NH safety officials press to increase penalty for refusing DWI test

Mar. 31—CONCORD — Top state safety officials want to double the penalty for motorists who refuse to take a test when stopped for drunken or drugged driving in New Hampshire, which has among the highest percentage of refusals in the country.

Assistant Safety Commissioner Eddie Edwards said one of his agency's top priorities in 2024 is legislation that would create an incentive for more motorists to submit to testing.

"We have had a number of deaths on our roadways and get an enormous amount of interaction with family members who have lost loved ones and they ask: What are we doing to prevent this from happening," Edwards told the House Criminal Justice and Public Safety Committee during a hearing last Friday on the Senate-passed bill (SB 418).

Currently, drivers arrested for DWI for the first time, whether they refuse to take the test or not, get their license administratively suspended for six months.

The legislation would increase that suspension period to one year for someone who refuses to submit to either a breath or blood test for alcohol or a 12-step evaluation officers at the scene make to determine whether a person was driving under the influence of illegal drugs.

Since there are no negative consequences for refusing to take the test, Chris Casko, a lawyer and head of the Department of Safety's Hearings Bureau, said 70% of those arrested here do not submit to testing.

"That's not good for public safety and it's not always good for the individual," Casko said, adding that many motorists reflexively refuse testing even if they aren't impaired to the legal limit of .08 blood alcohol level.

Other changes to DWI punishments in this bill would include:

—Aggravated DWI: Any motorist convicted of aggravated driving while intoxicated — equivalent to a 0.16% blood alcohol content — would have a license suspended for three years rather than two years under the current law.

—Second or subsequent refusal: Similarly, this would lengthen license suspension from two to three years for a driver who refused a second or subsequent time to submit to a test for simple DWI.

—Out-of-state incidents: For the first time, the bill would permit the state to add an out-of-state DWI conviction or refusal to take a test as counting against a motorist's record in New Hampshire for the purposes of increasing someone's license suspension.

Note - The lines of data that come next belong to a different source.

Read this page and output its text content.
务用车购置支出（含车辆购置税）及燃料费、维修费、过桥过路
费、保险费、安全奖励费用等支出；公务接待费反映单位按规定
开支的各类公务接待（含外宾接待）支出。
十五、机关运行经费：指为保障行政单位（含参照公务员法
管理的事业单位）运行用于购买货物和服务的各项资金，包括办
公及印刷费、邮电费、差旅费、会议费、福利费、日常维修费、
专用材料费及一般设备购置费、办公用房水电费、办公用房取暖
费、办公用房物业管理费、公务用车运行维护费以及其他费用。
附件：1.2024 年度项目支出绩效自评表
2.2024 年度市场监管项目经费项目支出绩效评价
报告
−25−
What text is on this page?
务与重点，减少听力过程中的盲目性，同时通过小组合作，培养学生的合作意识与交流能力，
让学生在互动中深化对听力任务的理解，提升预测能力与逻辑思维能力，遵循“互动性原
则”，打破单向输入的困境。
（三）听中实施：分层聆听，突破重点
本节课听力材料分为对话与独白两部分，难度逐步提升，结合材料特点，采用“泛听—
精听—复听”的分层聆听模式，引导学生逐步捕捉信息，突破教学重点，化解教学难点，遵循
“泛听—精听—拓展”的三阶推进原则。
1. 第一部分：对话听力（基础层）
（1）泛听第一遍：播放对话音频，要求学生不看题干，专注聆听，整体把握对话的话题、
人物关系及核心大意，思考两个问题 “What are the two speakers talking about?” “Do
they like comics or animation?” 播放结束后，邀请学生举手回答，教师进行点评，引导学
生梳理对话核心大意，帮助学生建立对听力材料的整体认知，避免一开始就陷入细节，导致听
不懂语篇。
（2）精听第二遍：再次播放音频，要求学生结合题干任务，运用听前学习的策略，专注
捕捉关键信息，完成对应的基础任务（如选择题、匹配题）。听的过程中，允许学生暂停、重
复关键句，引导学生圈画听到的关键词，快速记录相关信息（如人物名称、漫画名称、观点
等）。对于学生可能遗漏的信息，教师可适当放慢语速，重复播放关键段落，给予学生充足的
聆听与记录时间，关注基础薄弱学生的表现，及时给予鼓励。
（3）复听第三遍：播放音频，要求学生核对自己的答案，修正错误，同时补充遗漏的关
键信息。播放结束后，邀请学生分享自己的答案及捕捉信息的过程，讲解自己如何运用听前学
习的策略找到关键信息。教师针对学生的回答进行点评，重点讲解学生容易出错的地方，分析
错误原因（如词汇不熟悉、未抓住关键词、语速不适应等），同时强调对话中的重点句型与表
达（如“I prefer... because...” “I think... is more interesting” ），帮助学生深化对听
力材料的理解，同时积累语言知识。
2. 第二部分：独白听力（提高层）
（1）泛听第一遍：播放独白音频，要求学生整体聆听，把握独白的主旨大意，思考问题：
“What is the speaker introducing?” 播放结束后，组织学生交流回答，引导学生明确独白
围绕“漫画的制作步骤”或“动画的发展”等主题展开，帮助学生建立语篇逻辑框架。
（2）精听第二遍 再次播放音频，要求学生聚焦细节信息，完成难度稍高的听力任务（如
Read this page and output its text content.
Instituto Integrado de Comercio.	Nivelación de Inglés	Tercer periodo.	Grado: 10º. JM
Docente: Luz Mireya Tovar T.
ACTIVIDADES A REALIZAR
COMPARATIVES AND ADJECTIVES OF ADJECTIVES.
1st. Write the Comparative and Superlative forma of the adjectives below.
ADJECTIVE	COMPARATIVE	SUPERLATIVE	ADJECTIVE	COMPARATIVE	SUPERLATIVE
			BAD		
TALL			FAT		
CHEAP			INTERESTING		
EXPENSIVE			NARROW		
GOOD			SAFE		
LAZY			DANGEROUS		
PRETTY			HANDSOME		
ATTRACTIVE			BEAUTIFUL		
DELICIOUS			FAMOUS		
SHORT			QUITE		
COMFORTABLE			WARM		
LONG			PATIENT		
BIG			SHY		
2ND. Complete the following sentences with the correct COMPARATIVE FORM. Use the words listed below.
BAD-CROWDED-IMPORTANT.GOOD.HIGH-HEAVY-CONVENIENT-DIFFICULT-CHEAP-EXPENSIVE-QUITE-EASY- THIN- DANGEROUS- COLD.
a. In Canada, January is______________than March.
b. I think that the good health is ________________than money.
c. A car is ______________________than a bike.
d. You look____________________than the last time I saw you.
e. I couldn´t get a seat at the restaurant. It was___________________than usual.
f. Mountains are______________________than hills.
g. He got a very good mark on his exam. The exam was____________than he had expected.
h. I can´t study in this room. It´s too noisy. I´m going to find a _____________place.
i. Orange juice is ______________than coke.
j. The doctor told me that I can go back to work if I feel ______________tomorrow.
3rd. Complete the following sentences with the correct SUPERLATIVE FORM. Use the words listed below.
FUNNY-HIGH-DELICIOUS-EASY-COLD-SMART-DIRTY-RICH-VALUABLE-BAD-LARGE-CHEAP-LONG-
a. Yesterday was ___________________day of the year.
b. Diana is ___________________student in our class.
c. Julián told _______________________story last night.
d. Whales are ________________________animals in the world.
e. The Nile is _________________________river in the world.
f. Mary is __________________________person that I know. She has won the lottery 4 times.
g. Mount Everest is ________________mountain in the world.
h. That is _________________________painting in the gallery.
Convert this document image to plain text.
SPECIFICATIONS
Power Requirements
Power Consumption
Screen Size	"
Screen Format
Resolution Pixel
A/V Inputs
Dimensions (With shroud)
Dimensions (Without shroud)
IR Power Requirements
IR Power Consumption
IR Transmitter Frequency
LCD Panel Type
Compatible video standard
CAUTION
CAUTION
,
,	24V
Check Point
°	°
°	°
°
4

—Remove mandatory jail for drivers who take the test: Currently any driver who's convicted of aggravated DWI is sentenced to at least 17 days in county jail; this would permit a judge to suspend that sentence, but only for a motorist who submitted to testing.

—Reducing license suspension for pleading guilty: Currently, anyone convicted of DWI can have their license suspended for up to a year, six months administratively and then another six months for a court conviction. This change would permit a judge to cut that total suspension to no more than 180 days but only for an offender who pleads guilty to a DWI charge.

Robert Moses of Amherst, representing the New Hampshire Criminal Defense Lawyers Committee, who opposed this bill, said these changes could prompt the Supreme Court to judge this to be a criminal proceeding rather than a civil administrative proceeding.

Were this to happen, Moses said, the proposal could lead to dismantling Casko's hearings bureau and instead require that all these license suspension matters go through the courts.

Advocates say it would be a deterrent

Sen. Bill Gannon, R-Sandown, the bill's prime sponsor, said this beefed-up penalty would act as a deterrent.

But Moses disagreed.

"It's been established over the years that changing the penalties for refusing has not increased the likelihood that people are going to take the test," Moses said.

"The vast majority of defendants do not trust them, particularly the breath test."

Moses also said many don't take the test because the forms given by law enforcement to offenders about their rights were vague and difficult to understand.

At a minimum, Moses said, any changes to this system should eliminate any administrative license suspension for a motorist who is found to be not guilty or had his or her DWI case dismissed.

Many motorists

Casko said many motorists fail to understand the state's implied consent law means that, while they can refuse to take the test, this decision is the equivalent of an admission of guilt and that leads to automatic, administrative license suspension.

"The word on the street is that (if) you just refuse, you will do better," Casko said. "Some of it is (philosophical). 'I don't have to do that; it's my right to refuse.'"

Complicating enforcement is the growing number of motorists who aren't abusing alcohol but some other drug such as marijuana, cocaine or powerful prescription painkillers.

The American Civil Liberties Union of New Hampshire also opposed the measure.

The state Senate passed it on a voice vote in early March.